Первой мыслью Мишеля было, что господин Сегональ отложил свой отъезд. Но из автомобиля вышла Галлин, заметно взволнованная.

При виде двух машин хулиганы попятились, бросив своих главарей.

Заметив внучку господина Фредерика, Паскалу счел своим долгом вмешаться.

– Не подходите близко! Они сумасшедшие! Гратто, убирайся отсюда! Нечего тебе здесь делать!

– А тебе? – огрызнулся тот с надменностью, за которой чувствовалась неуверенность. – По-моему, мы пока еще в свободной стране!

– Свободной? Да что ты понимаешь в свободе, ты, раб вина? Прежде чем произносить подобные речи, избавься от своей рабской душонки, научись отвечать за свои поступки! Слово «свобода» не для тебя! Твоя свобода – донимать бедолаг, которым и так несладко приходится! Ты, наверное, запамятовал, что эта церковь посвящена святой, даже двум1, которые покровительствуют Саре-Цыганке. Эти святые, да будет тебе известно, почитают цыган!

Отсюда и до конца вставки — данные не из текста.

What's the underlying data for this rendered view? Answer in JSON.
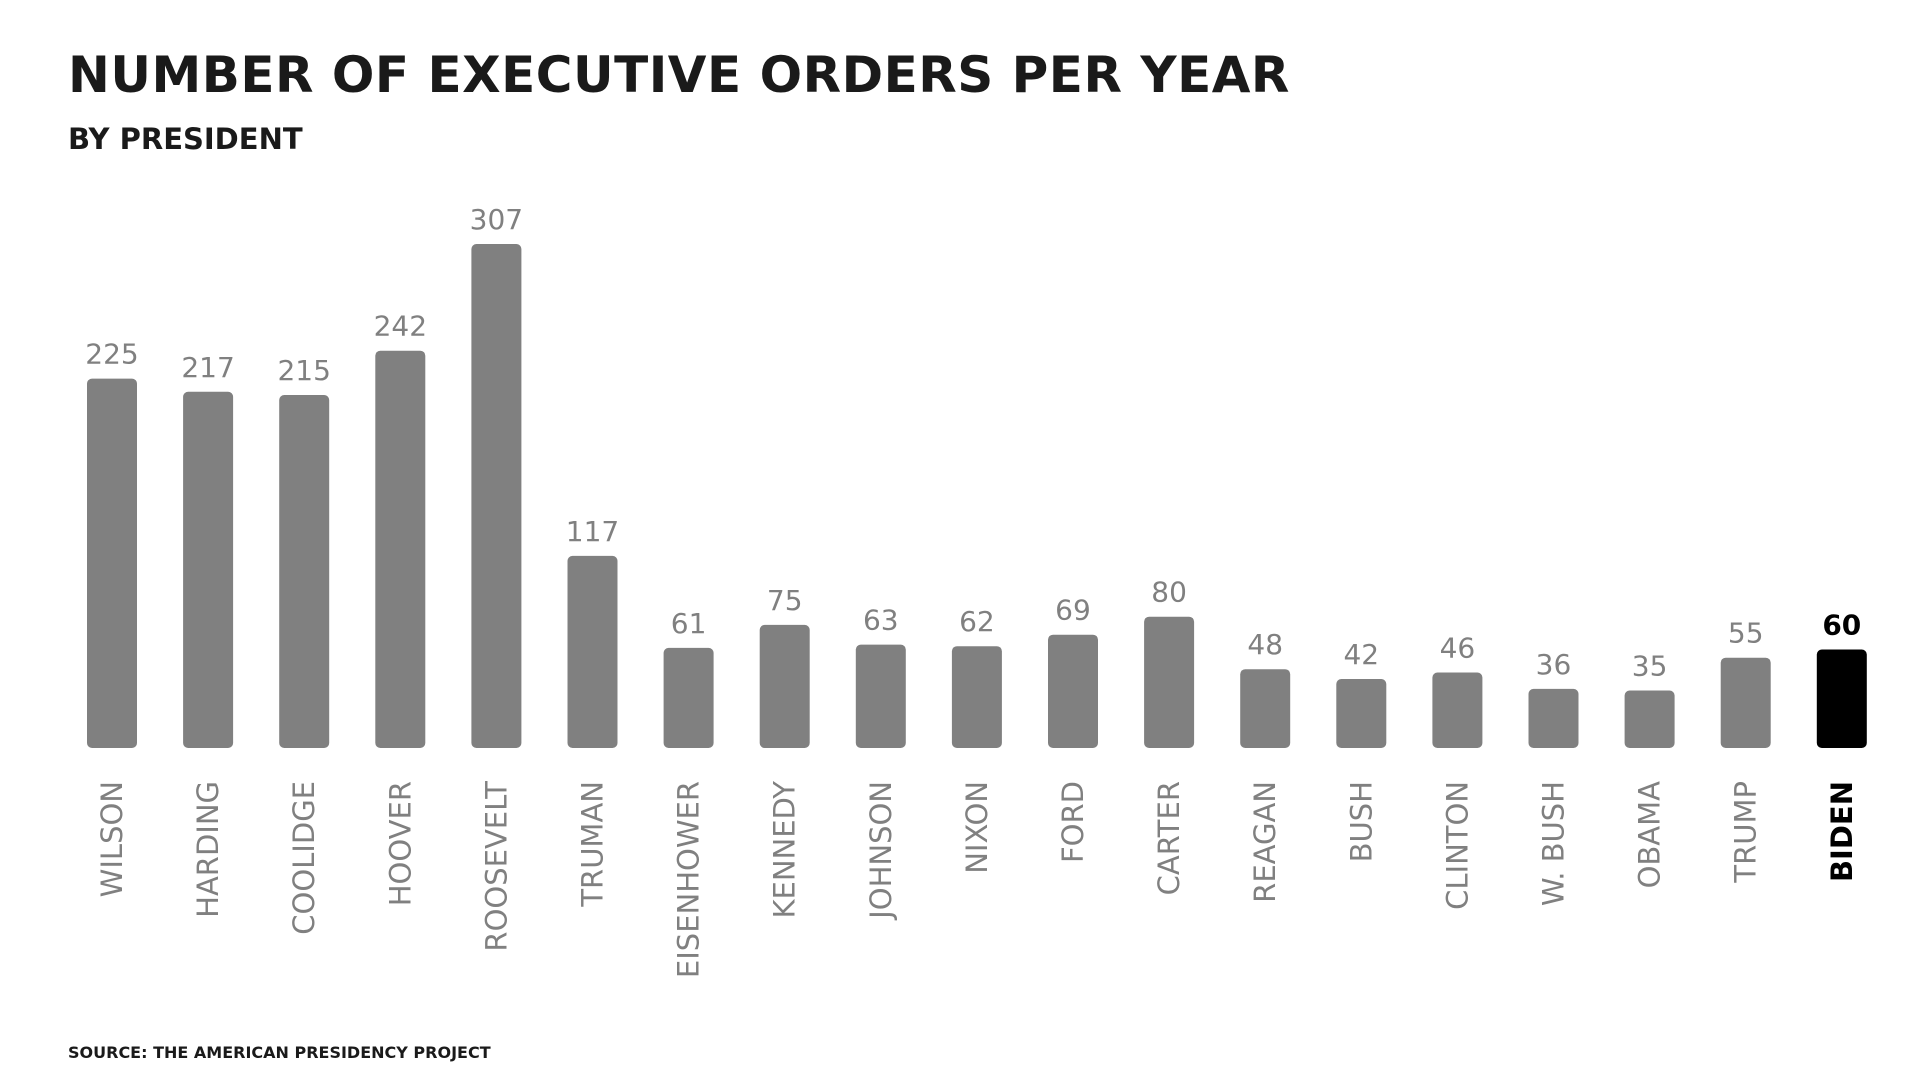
{
  "chart_data": {
    "type": "bar",
    "title": "NUMBER OF EXECUTIVE ORDERS PER YEAR",
    "subtitle": "BY PRESIDENT",
    "source": "SOURCE: THE AMERICAN PRESIDENCY PROJECT",
    "categories": [
      "WILSON",
      "HARDING",
      "COOLIDGE",
      "HOOVER",
      "ROOSEVELT",
      "TRUMAN",
      "EISENHOWER",
      "KENNEDY",
      "JOHNSON",
      "NIXON",
      "FORD",
      "CARTER",
      "REAGAN",
      "BUSH",
      "CLINTON",
      "W. BUSH",
      "OBAMA",
      "TRUMP",
      "BIDEN"
    ],
    "values": [
      225,
      217,
      215,
      242,
      307,
      117,
      61,
      75,
      63,
      62,
      69,
      80,
      48,
      42,
      46,
      36,
      35,
      55,
      60
    ],
    "highlight": "BIDEN",
    "colors": {
      "bar": "#808080",
      "highlight": "#000000",
      "label": "#808080",
      "highlight_label": "#000000"
    },
    "ylim": [
      0,
      307
    ],
    "grid": false,
    "legend": "none"
  }
}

Гратто залился краской – краской гнева. Он спиной чувствовал, как заколебалось его войско.

– Я тоже почитаю святых! – крикнул он. – Они не были воровками. А ваши цыгане чихать на них хотели, иначе бы они так себя не вели!

– У тебя нет доказательств, Гратто!

– Нет доказательств?! Значит, по-вашему, я лгун, господин Колье и господин Жирба лжецы? Намедни мы ваших Жанов-Нуров застукали прямо на месте преступления. На месте преступления, ясно?

Гратто так надсаживал горло, что его голосок стал пронзительным и визгливым.

– Угомонись, Гратто. Хватит драть глотку, этим ты никого не убедишь!

– Мой дед принял решение собрать добровольцев и вечерами обходить город, – сказала Галлин.

– Естественно, вместе с цыганами? – язвительным тоном спросил Гратто.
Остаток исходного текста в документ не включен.